-Et grand-père, où qu'il est?
C'est Adrien, l'aîné des trois, qui pose cette question en regardant vers la sortie.
Les larmes de Léa s'assèchent aussi vite que le lit d'un oued traversé par une crevasse. La voix cesse de trembler:
-Ton grand-père, mon pauvre petiot, pour le sortir de son trou, celui-là, faudrait l'enfumer comme on fait aux putois. En hiver: trop froid.

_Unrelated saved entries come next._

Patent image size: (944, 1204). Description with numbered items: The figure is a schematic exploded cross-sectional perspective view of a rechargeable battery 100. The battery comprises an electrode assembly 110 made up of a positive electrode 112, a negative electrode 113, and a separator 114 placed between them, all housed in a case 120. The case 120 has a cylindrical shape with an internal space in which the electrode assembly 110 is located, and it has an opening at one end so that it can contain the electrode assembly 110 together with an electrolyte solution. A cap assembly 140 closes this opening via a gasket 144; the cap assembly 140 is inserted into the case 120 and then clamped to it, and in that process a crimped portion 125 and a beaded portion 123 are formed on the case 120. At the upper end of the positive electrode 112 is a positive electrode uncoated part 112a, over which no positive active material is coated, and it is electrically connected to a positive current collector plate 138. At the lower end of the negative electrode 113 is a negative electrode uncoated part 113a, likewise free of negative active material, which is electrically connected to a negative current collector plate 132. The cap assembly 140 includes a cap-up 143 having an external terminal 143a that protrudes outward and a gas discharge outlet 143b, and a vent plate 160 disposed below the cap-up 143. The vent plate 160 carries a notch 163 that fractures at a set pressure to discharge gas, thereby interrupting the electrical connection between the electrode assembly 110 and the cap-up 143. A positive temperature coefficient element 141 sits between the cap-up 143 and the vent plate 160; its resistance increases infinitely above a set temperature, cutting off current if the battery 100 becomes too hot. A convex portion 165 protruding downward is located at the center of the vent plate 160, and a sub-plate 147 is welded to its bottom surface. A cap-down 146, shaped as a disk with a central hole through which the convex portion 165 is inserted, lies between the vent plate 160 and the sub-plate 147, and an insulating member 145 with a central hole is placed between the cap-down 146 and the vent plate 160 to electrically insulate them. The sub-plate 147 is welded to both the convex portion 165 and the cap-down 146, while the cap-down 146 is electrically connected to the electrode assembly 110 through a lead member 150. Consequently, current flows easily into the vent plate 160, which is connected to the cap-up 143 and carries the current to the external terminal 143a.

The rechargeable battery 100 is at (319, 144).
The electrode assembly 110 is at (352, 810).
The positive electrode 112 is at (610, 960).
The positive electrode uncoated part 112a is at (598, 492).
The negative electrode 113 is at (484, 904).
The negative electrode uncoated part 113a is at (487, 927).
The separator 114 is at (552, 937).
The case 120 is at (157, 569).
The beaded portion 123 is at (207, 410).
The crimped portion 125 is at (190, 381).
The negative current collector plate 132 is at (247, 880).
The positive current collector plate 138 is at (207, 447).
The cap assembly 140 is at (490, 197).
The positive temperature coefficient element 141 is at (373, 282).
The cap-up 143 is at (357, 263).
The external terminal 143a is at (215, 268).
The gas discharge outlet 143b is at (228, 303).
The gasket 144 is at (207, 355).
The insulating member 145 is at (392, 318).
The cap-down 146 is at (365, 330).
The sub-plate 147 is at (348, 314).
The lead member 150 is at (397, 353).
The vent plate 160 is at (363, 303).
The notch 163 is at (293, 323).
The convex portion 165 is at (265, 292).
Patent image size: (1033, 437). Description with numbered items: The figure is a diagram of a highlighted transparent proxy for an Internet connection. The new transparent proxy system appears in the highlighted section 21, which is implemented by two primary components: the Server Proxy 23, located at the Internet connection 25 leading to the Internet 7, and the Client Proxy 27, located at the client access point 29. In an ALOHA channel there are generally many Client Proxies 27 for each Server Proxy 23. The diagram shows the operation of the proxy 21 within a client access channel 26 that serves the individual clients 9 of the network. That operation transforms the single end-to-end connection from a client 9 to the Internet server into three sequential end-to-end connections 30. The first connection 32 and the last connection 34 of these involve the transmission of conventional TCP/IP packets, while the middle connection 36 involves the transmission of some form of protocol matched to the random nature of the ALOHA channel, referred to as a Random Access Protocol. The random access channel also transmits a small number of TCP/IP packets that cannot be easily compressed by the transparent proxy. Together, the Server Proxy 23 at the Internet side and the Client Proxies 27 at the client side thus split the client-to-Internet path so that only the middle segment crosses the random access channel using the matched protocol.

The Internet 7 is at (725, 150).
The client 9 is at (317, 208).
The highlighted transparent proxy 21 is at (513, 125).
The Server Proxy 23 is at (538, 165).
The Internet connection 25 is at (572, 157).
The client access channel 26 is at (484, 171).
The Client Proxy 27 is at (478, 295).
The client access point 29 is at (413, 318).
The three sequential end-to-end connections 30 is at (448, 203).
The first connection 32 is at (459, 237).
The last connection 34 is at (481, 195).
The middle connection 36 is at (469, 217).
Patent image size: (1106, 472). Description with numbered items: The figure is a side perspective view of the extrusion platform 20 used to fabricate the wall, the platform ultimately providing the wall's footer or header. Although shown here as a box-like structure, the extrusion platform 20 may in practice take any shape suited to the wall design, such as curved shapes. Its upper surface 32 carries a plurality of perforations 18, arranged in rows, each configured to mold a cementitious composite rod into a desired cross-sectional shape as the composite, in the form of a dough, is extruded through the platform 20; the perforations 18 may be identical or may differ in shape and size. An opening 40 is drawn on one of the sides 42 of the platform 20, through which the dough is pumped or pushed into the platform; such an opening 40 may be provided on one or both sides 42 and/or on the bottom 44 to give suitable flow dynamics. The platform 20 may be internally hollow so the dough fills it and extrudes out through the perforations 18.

En été: trop chaud.
Ca ne sert à rien d'être toujours à grincher contre le progrès.
La cour est ensoleillée comme en plein été. Au fond, par-delà une barrière déglinguée et une petite grille peinte au minimum, le jardin d'Henri Gueldry porte déjà une toison qui annonce l'hiver. Dominant les herbes et les quelques salades montées, des roses et des dahlias égrènent un petit carillon lumineux.
Pauvre Lolotte! Si elle voyait son jardin dans cet état!...Léa l'a répété cent fois à son vieux maboul de beau-frère: il ferait mieux de le donner à cultiver. Il a peur qu'on lui brûle sa terre avec du chimique. La terre, quand on lui en mettra deux mètres sur le ventre, on ne lui demandera pas si elle est chimique.
-Vieux serin, va!
- Après tout, si ça vous fait plaisir, vous pouvez bien avoir déjeuné avec Jeanne d'Arc.
Très sérieux, Henri réplique :
- Je n'ai jamais prétendu pareille chose !
Léa se lève.
- Il est déjà neuf heures, c'est largement temps d'aller se coucher. Tout ce qu'on vient de ressasser ne nous rajeunit pas, ni vous ni moi.